NOUVELLES
10/03/2013 04:11 EDT | Actualisé 09/05/2013 05:12 EDT

Brèches tardives dans l'attentisme international face au naufrage syrien

Désaccords, hésitations, incantations: pendant deux ans, le monde a regardé le soulèvement pacifique en Syrie se transformer en guerre civile sanglante. Les grands pays donnent aujourd'hui des signes d'une plus grande implication, mais sans doute trop tard, jugent des analystes.

Sur le terrain, "une escalade effroyable" de la violence, selon tous ceux qui en reviennent, un bilan de plus de 70.000 morts et une situation humanitaire catastrophique. A l'extérieur, plus d'un million de réfugiés et un risque de déstabilisation régionale majeure.

Face à ce désastre, la diplomatie internationale est restée impuissante, engluée dans ses dissensions.

Les soutiens au président Bachar al-Assad --Russes, Iraniens, Chinois-- et ceux de la rébellion syrienne --pays occidentaux et arabes en ordre dispersé-- "ne sont pas véritablement intéressés à la paix. Ils veulent être sûrs que quiconque finira au pouvoir en Syrie sera de leur côté", estime Christopher Phillips, de l'Université de Londres.
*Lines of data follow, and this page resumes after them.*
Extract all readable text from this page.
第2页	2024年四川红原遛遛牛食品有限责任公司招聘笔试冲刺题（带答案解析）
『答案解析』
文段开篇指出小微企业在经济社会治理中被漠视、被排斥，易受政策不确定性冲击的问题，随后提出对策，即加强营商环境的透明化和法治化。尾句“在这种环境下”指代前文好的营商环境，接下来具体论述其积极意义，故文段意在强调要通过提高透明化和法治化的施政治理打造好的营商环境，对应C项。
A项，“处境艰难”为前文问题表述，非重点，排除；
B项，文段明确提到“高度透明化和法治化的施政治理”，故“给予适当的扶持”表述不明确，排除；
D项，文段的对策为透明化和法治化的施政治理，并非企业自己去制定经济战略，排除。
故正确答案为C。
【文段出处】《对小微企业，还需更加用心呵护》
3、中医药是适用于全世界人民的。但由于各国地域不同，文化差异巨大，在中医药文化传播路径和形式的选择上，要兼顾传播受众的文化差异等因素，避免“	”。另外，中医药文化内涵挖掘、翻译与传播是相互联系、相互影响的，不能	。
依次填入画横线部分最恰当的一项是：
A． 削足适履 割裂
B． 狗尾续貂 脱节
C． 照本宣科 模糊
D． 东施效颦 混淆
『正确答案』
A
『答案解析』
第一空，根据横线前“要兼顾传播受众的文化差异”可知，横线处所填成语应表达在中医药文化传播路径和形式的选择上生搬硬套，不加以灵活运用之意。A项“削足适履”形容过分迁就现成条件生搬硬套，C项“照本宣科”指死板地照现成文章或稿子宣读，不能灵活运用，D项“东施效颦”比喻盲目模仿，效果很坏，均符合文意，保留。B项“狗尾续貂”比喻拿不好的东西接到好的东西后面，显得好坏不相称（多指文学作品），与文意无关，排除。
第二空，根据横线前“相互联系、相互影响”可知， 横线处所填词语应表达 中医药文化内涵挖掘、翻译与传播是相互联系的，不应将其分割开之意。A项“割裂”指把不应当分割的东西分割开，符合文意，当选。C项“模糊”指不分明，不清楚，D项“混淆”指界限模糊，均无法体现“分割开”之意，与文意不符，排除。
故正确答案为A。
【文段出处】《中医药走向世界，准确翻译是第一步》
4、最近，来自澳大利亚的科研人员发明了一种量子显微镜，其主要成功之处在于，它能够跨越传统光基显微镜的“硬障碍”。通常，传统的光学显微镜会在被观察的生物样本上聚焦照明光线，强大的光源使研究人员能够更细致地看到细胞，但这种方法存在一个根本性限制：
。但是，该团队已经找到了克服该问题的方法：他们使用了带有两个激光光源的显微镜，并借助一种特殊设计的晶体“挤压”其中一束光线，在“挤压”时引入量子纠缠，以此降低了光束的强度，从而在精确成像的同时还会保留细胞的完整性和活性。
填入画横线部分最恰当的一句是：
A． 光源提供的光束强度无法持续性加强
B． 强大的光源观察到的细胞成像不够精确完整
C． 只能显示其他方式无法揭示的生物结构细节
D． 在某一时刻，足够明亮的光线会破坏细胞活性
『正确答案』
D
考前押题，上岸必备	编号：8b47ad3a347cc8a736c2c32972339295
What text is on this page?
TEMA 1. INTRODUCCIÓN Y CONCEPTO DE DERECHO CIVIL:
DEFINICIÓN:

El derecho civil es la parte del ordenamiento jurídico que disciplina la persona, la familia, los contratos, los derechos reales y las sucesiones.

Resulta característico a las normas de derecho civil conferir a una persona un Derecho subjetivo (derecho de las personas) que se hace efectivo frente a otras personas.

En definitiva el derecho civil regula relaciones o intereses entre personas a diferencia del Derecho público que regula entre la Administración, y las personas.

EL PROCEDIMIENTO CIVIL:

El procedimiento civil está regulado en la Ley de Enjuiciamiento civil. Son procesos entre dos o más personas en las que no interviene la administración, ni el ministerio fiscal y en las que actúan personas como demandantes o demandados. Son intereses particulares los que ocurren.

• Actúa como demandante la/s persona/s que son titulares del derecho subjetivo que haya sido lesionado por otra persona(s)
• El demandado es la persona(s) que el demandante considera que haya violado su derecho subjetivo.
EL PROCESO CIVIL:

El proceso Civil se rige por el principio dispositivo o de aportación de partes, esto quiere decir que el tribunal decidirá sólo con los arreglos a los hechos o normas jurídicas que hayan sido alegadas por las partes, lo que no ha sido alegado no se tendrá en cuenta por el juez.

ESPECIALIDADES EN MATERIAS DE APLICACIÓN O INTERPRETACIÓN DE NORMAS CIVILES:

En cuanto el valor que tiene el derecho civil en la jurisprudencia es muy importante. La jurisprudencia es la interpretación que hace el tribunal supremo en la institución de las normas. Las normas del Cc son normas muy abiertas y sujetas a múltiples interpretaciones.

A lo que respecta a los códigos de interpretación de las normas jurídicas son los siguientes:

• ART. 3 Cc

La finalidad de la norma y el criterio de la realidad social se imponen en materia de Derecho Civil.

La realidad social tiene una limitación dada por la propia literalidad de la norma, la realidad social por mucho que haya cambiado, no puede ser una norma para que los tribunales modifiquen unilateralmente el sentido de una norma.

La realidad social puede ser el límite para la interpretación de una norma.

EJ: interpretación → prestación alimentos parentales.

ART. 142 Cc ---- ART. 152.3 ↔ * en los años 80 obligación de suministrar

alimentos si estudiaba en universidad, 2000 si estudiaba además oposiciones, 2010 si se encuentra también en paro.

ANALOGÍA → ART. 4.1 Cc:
Mais la guerre ne donne aucun signe d'essoufflement, et aucun belligérant ne semble en mesure de remporter une victoire décisive à court ou moyen terme.

Face à ce constat, les pays soutenant l'opposition "commencent peut-être à se réveiller", selon le chercheur libanais Joseph Bahout.

Un "réveil" qui prend la forme d'une aide de plus en plus importante à l'opposition armée et qui, entre les lignes, peut être perçue comme le prélude à des livraisons d'armes, auxquelles se sont toujours refusés jusqu'à présent les pays occidentaux, de peur qu'elles n'atterrissent dans les mains de radicaux islamistes.

"Nous avons tous pris conscience qu'il ne peut y avoir de solution politique sans une modification du rapport de forces sur le terrain", explique une source diplomatique française.

"Il n'y a qu'une façon d'agir: favoriser ce rapport de forces en faveur de l'opposition, à la fois politiquement et militairement. Car oui, il faut que Damas ait peur. Et oui, il faut que Moscou comprenne qu'il est temps de changer de cheval" et lâche Assad, martèle cette source.

Mais pour l'analyste Alexeï Malachenko, du centre de réflexion Carnegie à Moscou, "plus la guerre dure, plus il sera difficile pour la Russie de lâcher Assad".

Reste que le changement de ton est perceptible, notamment du côté américain.

En annonçant récemment une aide directe (mais non létale) pour la première fois à la rébellion, en donnant implicitement son aval aux livraisons d'armes déjà effectuées par les pays du Golfe et en indiquant que "de nombreux pays" entraînaient les rebelles, le secrétaire d'Etat américain John Kerry a rendu public un sujet qui se discutait jusqu'à présent en coulisses.

De son côté, Londres a franchi un pas en annonçant qu'il allait fournir aux rebelles une aide accrue, notamment des voitures blindées et des gilets pare-balles.

"La perspective d'une avancée rapide sur le plan diplomatique est mince", a admis le chef de la diplomatie britannique William Hague.

Cette annonce est intervenue quelques jours après que l'Union européenne eut entériné des dérogations à l'embargo sur les armes vers la Syrie, autorisant notamment la fourniture d'équipements non létaux et d'une assistance technique à l'opposition.

Parmi les 27, Londres, Paris et Rome sont les pays qui poussent le plus vers un engagement accru, selon une source diplomatique européenne, mais tout allègement de l'embargo requiert l'unanimité.

"On s'achemine peut-être vers ça (les livraisons d'armes, ndlr) mais c'est une question de plusieurs mois et c'est un temps horriblement long au regard de la situation sur le terrain", estime Salman Shaikh, directeur du centre de réflexion Brookings à Doha.

"Ca bouge, mais j'ai peur qu'on approche du moment où il sera trop tard", affirme M. Bahout, qui dresse une terrible perspective: "une situation complètement pourrie, un Etat défaillant, une société déchirée, des groupes armés incontrôlables, un environnement régional déglingué".

"Dans quelques semaines, il sera trop tard, la violence est en train de tout happer", met-il en garde.